Los Angeles Drivers on the 405 Ask: Was $1.6 Billion Worth It?

It is the very symbol of traffic and congestion. Interstate 405, or the 405, as it is known by the 300,000 drivers who endure it morning and night, is the busiest highway in the nation, a 72-mile swerving stretch of pavement that crosses the sprawling metropolis of Los Angeles.

So it was that many Angelenos applauded when officials embarked on one of the most ambitious construction projects in modern times here: a $1 billion initiative to widen the highway. And drivers and others put up with no shortage of disruption — detours and delays, highway shutdowns, neighborhood streets clogged with cars — in the hopes of relieving one of the most notorious bottlenecks anywhere.

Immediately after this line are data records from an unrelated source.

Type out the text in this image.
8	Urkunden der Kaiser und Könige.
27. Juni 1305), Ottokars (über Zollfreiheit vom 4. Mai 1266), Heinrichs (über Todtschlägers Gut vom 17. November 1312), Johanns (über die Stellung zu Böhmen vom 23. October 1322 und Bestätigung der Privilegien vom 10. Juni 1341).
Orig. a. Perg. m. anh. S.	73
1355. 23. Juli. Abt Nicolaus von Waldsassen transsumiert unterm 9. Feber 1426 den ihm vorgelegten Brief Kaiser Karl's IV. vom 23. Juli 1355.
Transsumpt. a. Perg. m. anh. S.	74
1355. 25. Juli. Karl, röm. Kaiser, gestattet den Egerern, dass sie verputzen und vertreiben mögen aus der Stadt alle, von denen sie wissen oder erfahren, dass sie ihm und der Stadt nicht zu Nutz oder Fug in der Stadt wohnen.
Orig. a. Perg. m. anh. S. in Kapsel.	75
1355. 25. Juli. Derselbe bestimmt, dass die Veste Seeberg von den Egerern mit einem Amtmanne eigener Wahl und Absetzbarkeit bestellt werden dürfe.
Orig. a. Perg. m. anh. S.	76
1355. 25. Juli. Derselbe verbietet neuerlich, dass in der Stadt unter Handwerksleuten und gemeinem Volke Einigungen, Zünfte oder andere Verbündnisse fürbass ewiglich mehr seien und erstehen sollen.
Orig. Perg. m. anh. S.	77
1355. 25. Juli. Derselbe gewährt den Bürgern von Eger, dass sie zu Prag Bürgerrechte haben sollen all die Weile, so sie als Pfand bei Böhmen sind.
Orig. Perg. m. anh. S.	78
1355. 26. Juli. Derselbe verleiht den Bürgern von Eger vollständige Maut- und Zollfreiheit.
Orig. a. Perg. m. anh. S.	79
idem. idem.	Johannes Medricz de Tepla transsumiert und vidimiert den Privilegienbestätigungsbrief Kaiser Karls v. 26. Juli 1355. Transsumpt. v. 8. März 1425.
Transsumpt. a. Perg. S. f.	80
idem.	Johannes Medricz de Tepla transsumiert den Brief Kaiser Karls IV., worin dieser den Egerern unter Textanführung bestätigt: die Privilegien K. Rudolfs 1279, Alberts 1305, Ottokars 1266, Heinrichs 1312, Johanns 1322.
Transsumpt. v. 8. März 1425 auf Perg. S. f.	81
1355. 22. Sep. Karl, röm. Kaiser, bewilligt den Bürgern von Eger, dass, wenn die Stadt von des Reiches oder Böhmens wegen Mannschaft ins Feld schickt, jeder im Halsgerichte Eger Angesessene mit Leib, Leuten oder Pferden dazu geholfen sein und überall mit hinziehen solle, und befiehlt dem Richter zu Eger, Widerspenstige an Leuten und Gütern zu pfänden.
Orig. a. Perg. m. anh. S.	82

Six years after the first bulldozer rolled in, the construction crews are gone. A new car pool lane has opened, along with a network of on- and offramps and three new earthquake-resistant bridges.

But the question remains: Was it worth it?

“In the long term, it will make no difference to the traffic pattern,” said Marcia Hobbs, who has lived her whole life in Bel Air. “I haven’t noticed substantial cutbacks in traffic. As a matter of fact, I would say it was the opposite.”

The cost of the Sepulveda Pass project was supposed to be $1 billion. It has now reached $1.6 billion, after transit officials approved $300 million in new expenses last week.

Peak afternoon traffic time has indeed decreased to five hours from seven hours’ duration (yes, you read that right) and overall traffic capacity has increased. But congestion is as bad — even worse — during the busiest rush hours of 4:30 to 6:30 p.m., according to a study by the county Metropolitan Transportation Authority.